Deux universitaires recommandent l'abolition de la taxe scolaire comme moyen de financement de l'éducation en raison de son iniquité et de son inefficacité.

Une enquête de La Presse Affaires parue le 24 février dernier révélait que les taxes scolaires ne cessent d'augmenter même si le nombre d'élèves est en diminution tant au primaire qu'au secondaire. De plus, les taxes scolaires évoluent dans certaines villes de façon arbitraire sans lien avec l'augmentation de la valeur foncière depuis l'entrée en vigueur de la Loi 43 en 2007-2008. Certains propriétaires de villes en expansion démographique, comme Saint-Amable en Montérégie, voient leurs taxes scolaires diminuer même si la valeur de leur propriété a explosé pendant la période.

«Quand on regarde les résultats de l'enquête, ça met en évidence un certain nombre d'injustices qui me paraissent assez flagrantes et qui remettent en question le financement de l'éducation dans son ensemble», dit, dans un entretien, Jean Bernatchez, politicologue spécialisé en éducation. Professeur à l'Université du Québec à Rimouski, M. Bernatchez détient un doctorat en administration et politique scolaires. «Ça me paraît assez évident qu'à partir du moment où un mode de taxation est injuste, on doit réagir d'un point de vue politique à tout le moins. Je serais curieux de savoir ce que pense Mme Beauchamp (NDLR: ministre de l'Éducation) de ça. C'est assez difficile à défendre.»

Tant qu'à revoir en profondeur la taxe scolaire, la société devrait aussi remettre en question les commissaires scolaires élus par environ 8% de la population seulement, poursuit M. Bernatchez.

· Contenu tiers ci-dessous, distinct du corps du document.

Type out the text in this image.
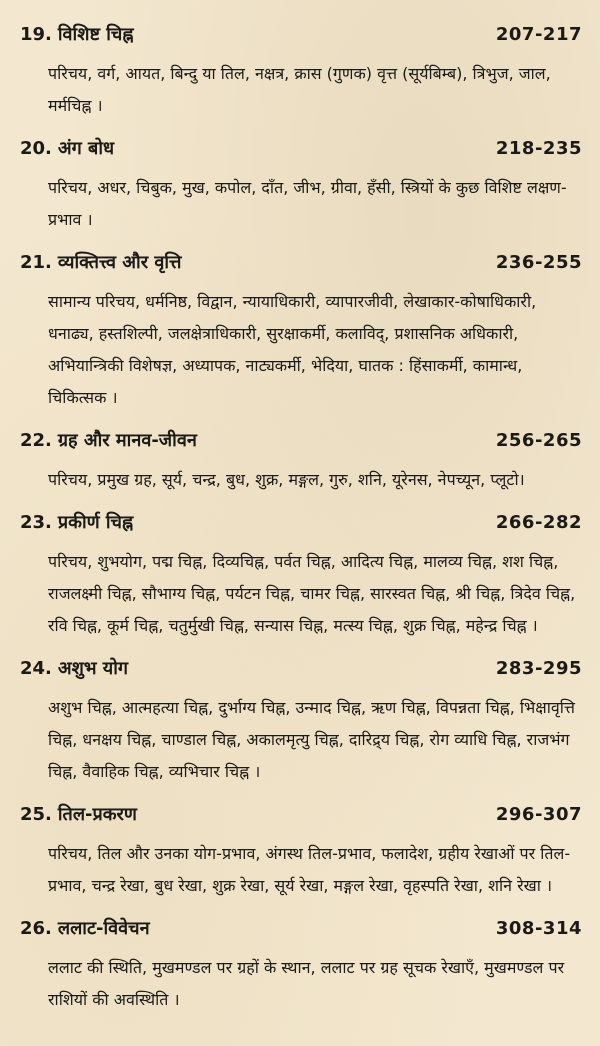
19. विशिष्ट चिह्न	207-217
परिचय, वर्ग, आयत, बिन्दु या तिल, नक्षत्र, क्रास (गुणक) वृत्त (सूर्यबिम्ब), त्रिभुज, जाल, मर्मचिह्न ।
20. अंग बोध	218-235
परिचय, अधर, चिबुक, मुख, कपोल, दाँत, जीभ, ग्रीवा, हँसी, स्त्रियों के कुछ विशिष्ट लक्षण-प्रभाव ।
21. व्यक्तित्त्व और वृत्ति	236-255
सामान्य परिचय, धर्मनिष्ठ, विद्वान, न्यायाधिकारी, व्यापारजीवी, लेखाकार-कोषाधिकारी, धनाढ्य, हस्तशिल्पी, जलक्षेत्राधिकारी, सुरक्षाकर्मी, कलाविद्, प्रशासनिक अधिकारी, अभियान्त्रिकी विशेषज्ञ, अध्यापक, नाट्यकर्मी, भेदिया, घातक : हिंसाकर्मी, कामान्ध, चिकित्सक ।
22. ग्रह और मानव-जीवन	256-265
परिचय, प्रमुख ग्रह, सूर्य, चन्द्र, बुध, शुक्र, मङ्गल, गुरु, शनि, यूरेनस, नेपच्यून, प्लूटो।
23. प्रकीर्ण चिह्न	266-282
परिचय, शुभयोग, पद्म चिह्न, दिव्यचिह्न, पर्वत चिह्न, आदित्य चिह्न, मालव्य चिह्न, शश चिह्न, राजलक्ष्मी चिह्न, सौभाग्य चिह्न, पर्यटन चिह्न, चामर चिह्न, सारस्वत चिह्न, श्री चिह्न, त्रिदेव चिह्न, रवि चिह्न, कूर्म चिह्न, चतुर्मुखी चिह्न, सन्यास चिह्न, मत्स्य चिह्न, शुक्र चिह्न, महेन्द्र चिह्न ।
24. अशुभ योग	283-295
अशुभ चिह्न, आत्महत्या चिह्न, दुर्भाग्य चिह्न, उन्माद चिह्न, ऋण चिह्न, विपन्नता चिह्न, भिक्षावृत्ति चिह्न, धनक्षय चिह्न, चाण्डाल चिह्न, अकालमृत्यु चिह्न, दारिद्र्य चिह्न, रोग व्याधि चिह्न, राजभंग चिह्न, वैवाहिक चिह्न, व्यभिचार चिह्न ।
25. तिल-प्रकरण	296-307
परिचय, तिल और उनका योग-प्रभाव, अंगस्थ तिल-प्रभाव, फलादेश, ग्रहीय रेखाओं पर तिल-प्रभाव, चन्द्र रेखा, बुध रेखा, शुक्र रेखा, सूर्य रेखा, मङ्गल रेखा, वृहस्पति रेखा, शनि रेखा ।
26. ललाट-विवेचन	308-314
ललाट की स्थिति, मुखमण्डल पर ग्रहों के स्थान, ललाट पर ग्रह सूचक रेखाएँ, मुखमण्डल पर राशियों की अवस्थिति ।
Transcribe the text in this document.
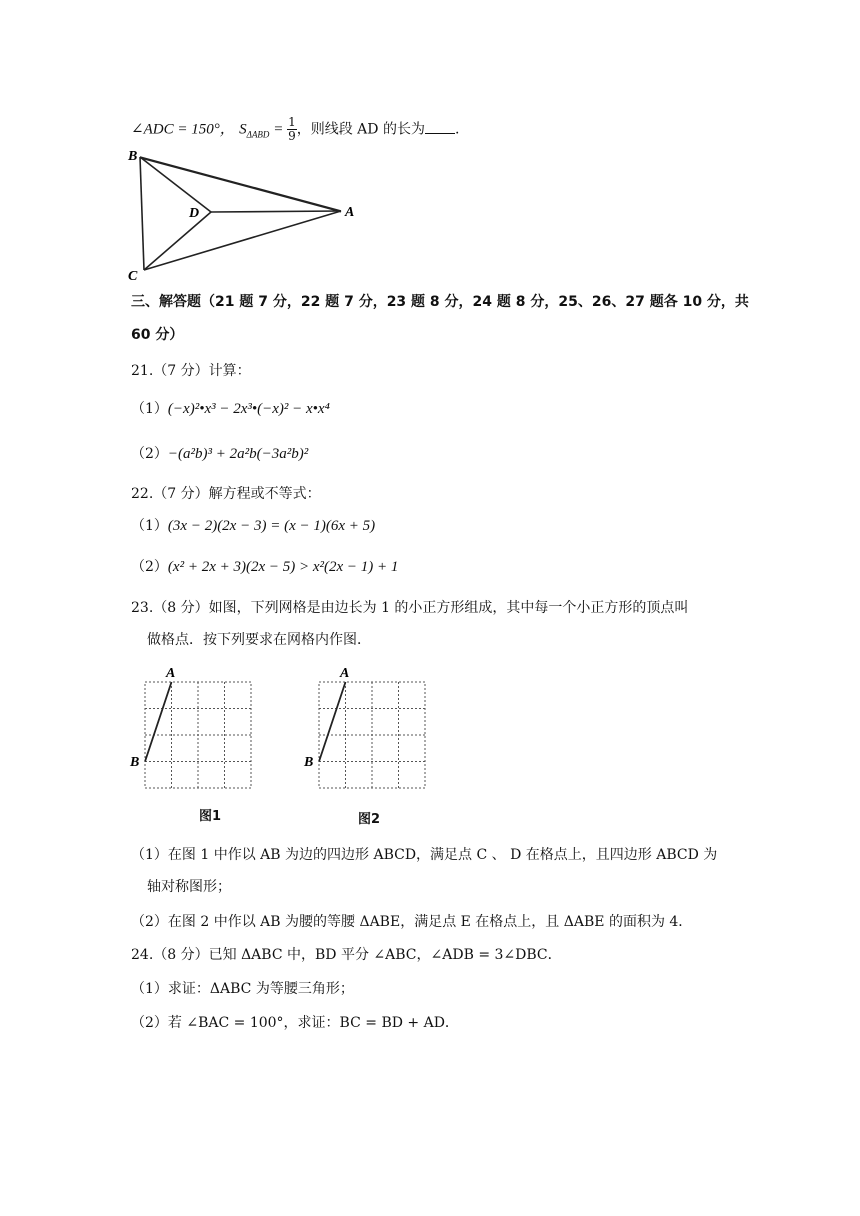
∠ADC = 150°， $S_{\Delta ABD} = \frac{1}{9}$ ，则线段 AD 的长为 .
B
C
D	A
三、解答题（21 题 7 分，22 题 7 分，23 题 8 分，24 题 8 分，25、26、27 题各 10 分，共
60 分）
21.（7 分）计算：
（1）(−x)²•x³ − 2x³•(−x)² − x•x⁴
（2）−(a²b)³ + 2a²b(−3a²b)²
22.（7 分）解方程或不等式：
（1）(3x − 2)(2x − 3) = (x − 1)(6x + 5)
（2）(x² + 2x + 3)(2x − 5) > x²(2x − 1) + 1
23.（8 分）如图，下列网格是由边长为 1 的小正方形组成，其中每一个小正方形的顶点叫
做格点．按下列要求在网格内作图．
A
B
图1
A
B
图2
（1）在图 1 中作以 AB 为边的四边形 ABCD，满足点 C 、 D 在格点上，且四边形 ABCD 为
轴对称图形；
（2）在图 2 中作以 AB 为腰的等腰 ΔABE，满足点 E 在格点上，且 ΔABE 的面积为 4．
24.（8 分）已知 ΔABC 中，BD 平分 ∠ABC，∠ADB = 3∠DBC．
（1）求证：ΔABC 为等腰三角形；
（2）若 ∠BAC = 100°，求证：BC = BD + AD．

L'idée d'abolir les taxes scolaires et les commissaires élus est aussi prônée par Robert Gagné, économiste et professeur titulaire de HEC Montréal. Il a signé une note économique en 2007. «Le conseil des commissaires sert juste à justifier la perception d'une taxe scolaire. On ne va quand même pas taxer sans représentation politique», dit-il, au téléphone.

M. Gagné considère la taxe scolaire comme injuste et inefficace. «La taxe scolaire est régressive parce qu'elle n'est pas en lien avec le revenu du contribuable. Deux, la taxe est inefficace, car il n'y a aucun lien entre la taxe et les services reçus. De plus, au niveau où la taxe scolaire est rendue, elle est sur le bord de changer les comportements sans raison valable», fait-il valoir.

«On taxe les cigarettes pour en décourager l'utilisation. La propriété d'une résidence est-elle un facteur indésirable dont il faut décourager l'utilisation», se demande celui qui a signé la note en tant que chercheur associé à l'Institut économique de Montréal, un groupe de réflexion prônant le libéralisme économique. Pour cet économiste, l'éducation est un service public qui devrait être financé à 100% par les taxes et impôts au niveau national.

On a par la suite demandé à Luc Godbout, professeur de fiscalité à l'Université de Sherbrooke ce qu'il pensait de l'idée d'abolir la taxe scolaire. «Ce n'est pas une mauvaise chose que les citoyens voient qu'une partie de leurs impôts sert à financer l'éducation, mais peut-être que l'assiette fiscale retenue n'est pas la bonne», convient-il.

Il s'interroge sur la façon dont le gouvernement pourrait remplacer la taxe scolaire. Les Québécois paient déjà plus d'impôt sur le revenu que les autres Canadiens. Quant à la TVQ, le gouvernement l'a déjà augmentée de deux points de pourcentage. Reste peut-être l'idée d'une cotisation à l'éducation à l'image de la controversée contribution santé de 200$ que la plupart des adultes québécois devront payer à compter de 2012.

M. Godbout calcule qu'une contribution éducation devrait s'élever à 300$ par adulte pour remplacer les 1,46 milliard perçus par la taxe scolaire. Des revenus de 1,5 milliard représentent en gros les recettes d'un point de plus de TVQ.